Share

Toko baju

Bertemu dengan orang baru selalu membawa aura tersendiri dalam hidupmu

🌸🌸🌸

Usai kejadian tadi, Aisyah duduk diam di kursi. Sementara lelaki tadi masuk ke bagian dalam GraPARI. Erka berdehem pada Aisyah.

"Aisyah," panggilnya lembut takut yang lain mendengar.

Aisyah menoleh. "Iya."

"Kamu nggak pa-pa, kan?"

"Nggak, kok."

"Syukurlah."

Sementara itu, di ruangan manager. Dua orang pria sedang bertatap muka setelah dipertemukan beberapa detik lalu. 

"Kamu yang namanya David?" tanya Eko --manager.

"Iya, Pak," sahut David --si lelaki yang tadi menegur Aisyah.

"Selamat bergabung dengan kami di sini. Saya berharap, kamu bisa bekerja dengan baik." Eko menjabat tangan David, memberikan selamat.

"Terima kasih, Pak."

"Kalau gitu, kamu bisa langsung bekerja. Ruanganmu ada di sebelah ruangan saya." Eko menujuk ke arah luar. 
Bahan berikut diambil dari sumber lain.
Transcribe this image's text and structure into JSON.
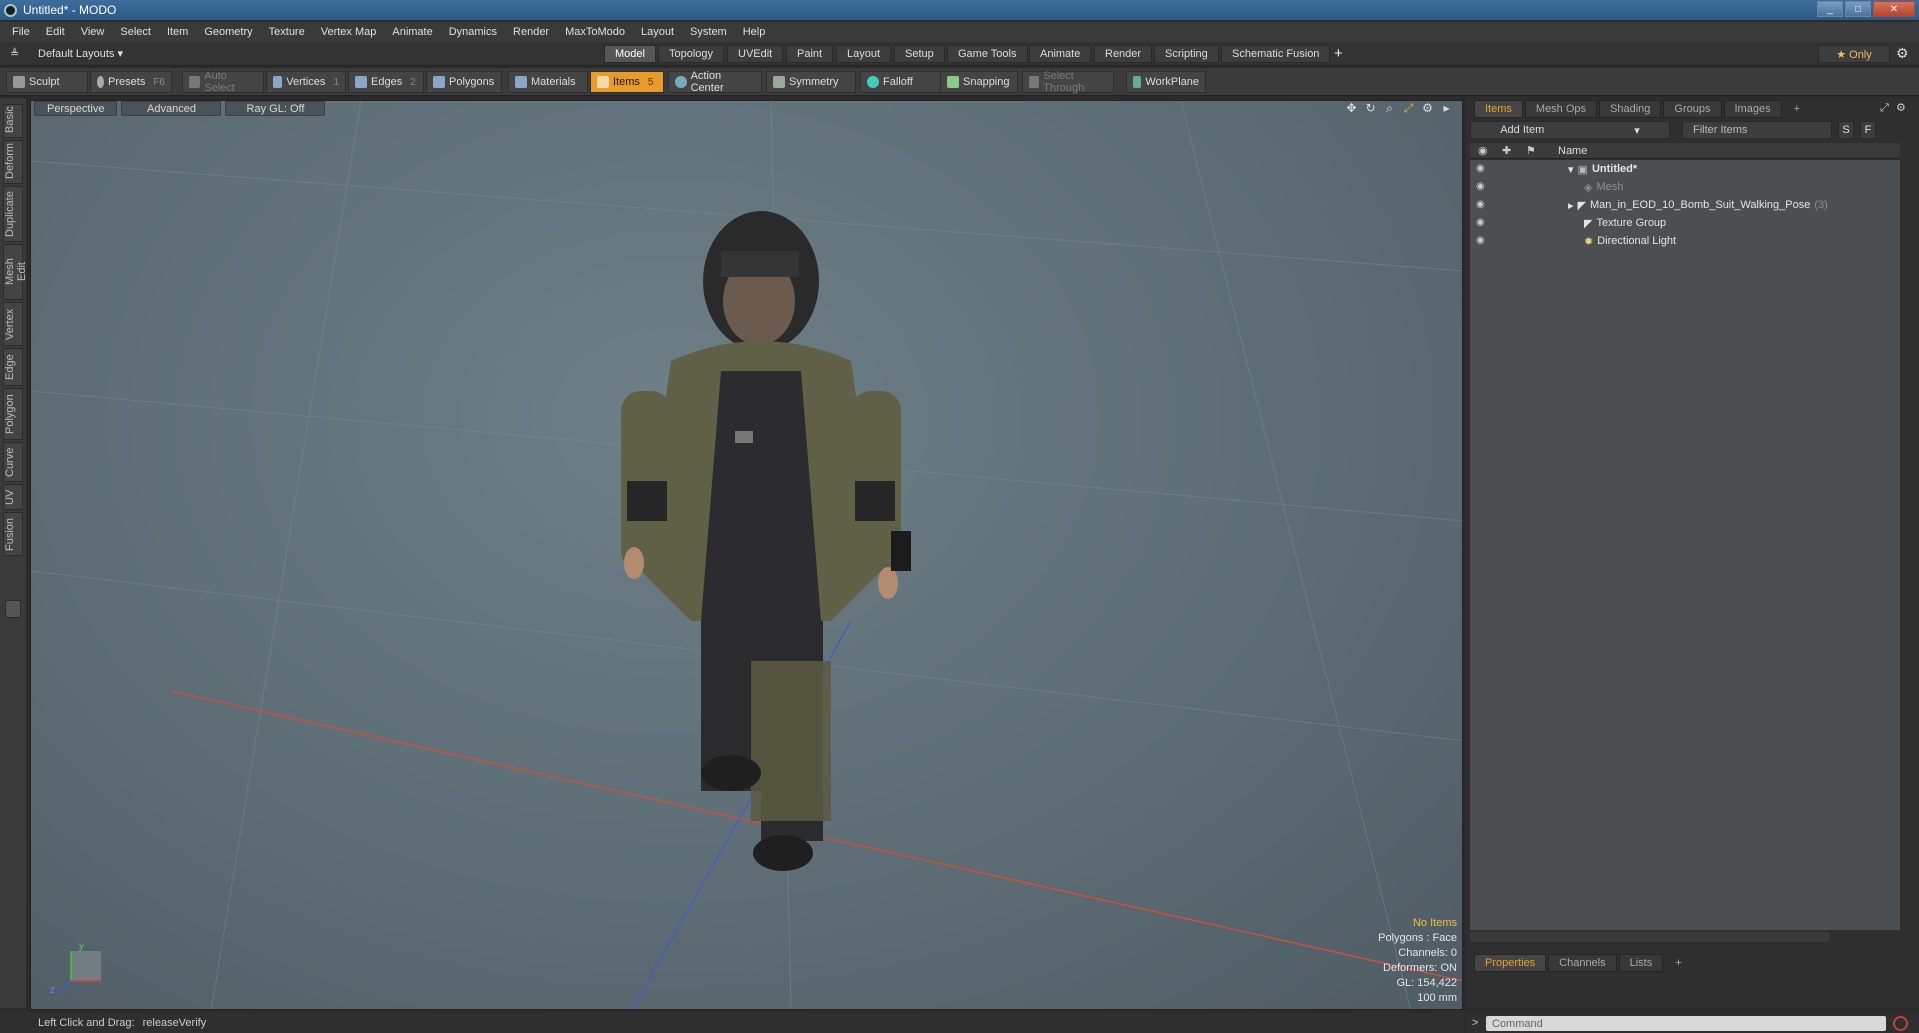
{
  "window": {
    "title": "Untitled* - MODO",
    "minimize": "_",
    "maximize": "□",
    "close": "✕"
  },
  "menu": [
    "File",
    "Edit",
    "View",
    "Select",
    "Item",
    "Geometry",
    "Texture",
    "Vertex Map",
    "Animate",
    "Dynamics",
    "Render",
    "MaxToModo",
    "Layout",
    "System",
    "Help"
  ],
  "layouts": {
    "dropdown": "Default Layouts ▾",
    "tabs": [
      "Model",
      "Topology",
      "UVEdit",
      "Paint",
      "Layout",
      "Setup",
      "Game Tools",
      "Animate",
      "Render",
      "Scripting",
      "Schematic Fusion"
    ],
    "active": "Model",
    "add": "+",
    "only": "★ Only",
    "gear": "⚙"
  },
  "toolbar": {
    "sculpt": "Sculpt",
    "presets": "Presets",
    "presets_key": "F6",
    "auto_select": "Auto Select",
    "vertices": "Vertices",
    "vertices_key": "1",
    "edges": "Edges",
    "edges_key": "2",
    "polygons": "Polygons",
    "materials": "Materials",
    "items": "Items",
    "items_key": "5",
    "action_center": "Action Center",
    "symmetry": "Symmetry",
    "falloff": "Falloff",
    "snapping": "Snapping",
    "select_through": "Select Through",
    "workplane": "WorkPlane"
  },
  "left_tabs": [
    "Basic",
    "Deform",
    "Duplicate",
    "Mesh Edit",
    "Vertex",
    "Edge",
    "Polygon",
    "Curve",
    "UV",
    "Fusion"
  ],
  "viewport": {
    "perspective": "Perspective",
    "advanced": "Advanced",
    "raygl": "Ray GL: Off",
    "stats": {
      "items": "No Items",
      "polygons": "Polygons : Face",
      "channels": "Channels: 0",
      "deformers": "Deformers: ON",
      "gl": "GL: 154,422",
      "scale": "100 mm"
    },
    "axis_y": "y",
    "axis_z": "z"
  },
  "items_panel": {
    "tabs": [
      "Items",
      "Mesh Ops",
      "Shading",
      "Groups",
      "Images",
      "+"
    ],
    "active_tab": "Items",
    "add_item": "Add Item",
    "filter": "Filter Items",
    "s_btn": "S",
    "f_btn": "F",
    "column_name": "Name",
    "rows": [
      {
        "name": "Untitled*",
        "bold": true
      },
      {
        "name": "Mesh",
        "dim": true
      },
      {
        "name": "Man_in_EOD_10_Bomb_Suit_Walking_Pose",
        "count": "(3)"
      },
      {
        "name": "Texture Group"
      },
      {
        "name": "Directional Light"
      }
    ]
  },
  "properties_panel": {
    "tabs": [
      "Properties",
      "Channels",
      "Lists",
      "+"
    ],
    "active_tab": "Properties"
  },
  "command": {
    "placeholder": "Command",
    "prompt": ">"
  },
  "status": {
    "hint": "Left Click and Drag:",
    "action": "releaseVerify"
  },
  "colors": {
    "accent": "#e89a2a",
    "viewport_bg": "#5c6b74",
    "x_axis": "#d0503a",
    "z_axis": "#4060c0"
  }
}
"Sekali lagi saya ucapkan selamat," tambah Eko.

David keluar membawa langkahnya menuju ruangan sebelah. Kedatangannya kemari adalah sebagai pengganti SPV yang ternyata telah keluar. 

Sesampainya di ruangan, David membanting punggungnya di kursi. Melelahkan, itulah gambaran perasaannya saat ini. Bagaimana tidak? Ia harus mengerar pesawat Semarang-Jakarta demi bisa sampai di kota ini lebih pagi. Setelah itu langsung datang ke tempat ini, dan langsung bekerja.

"Nyari uang memang susah," gumam David. "Yang gampang memang cuman nyari masalah."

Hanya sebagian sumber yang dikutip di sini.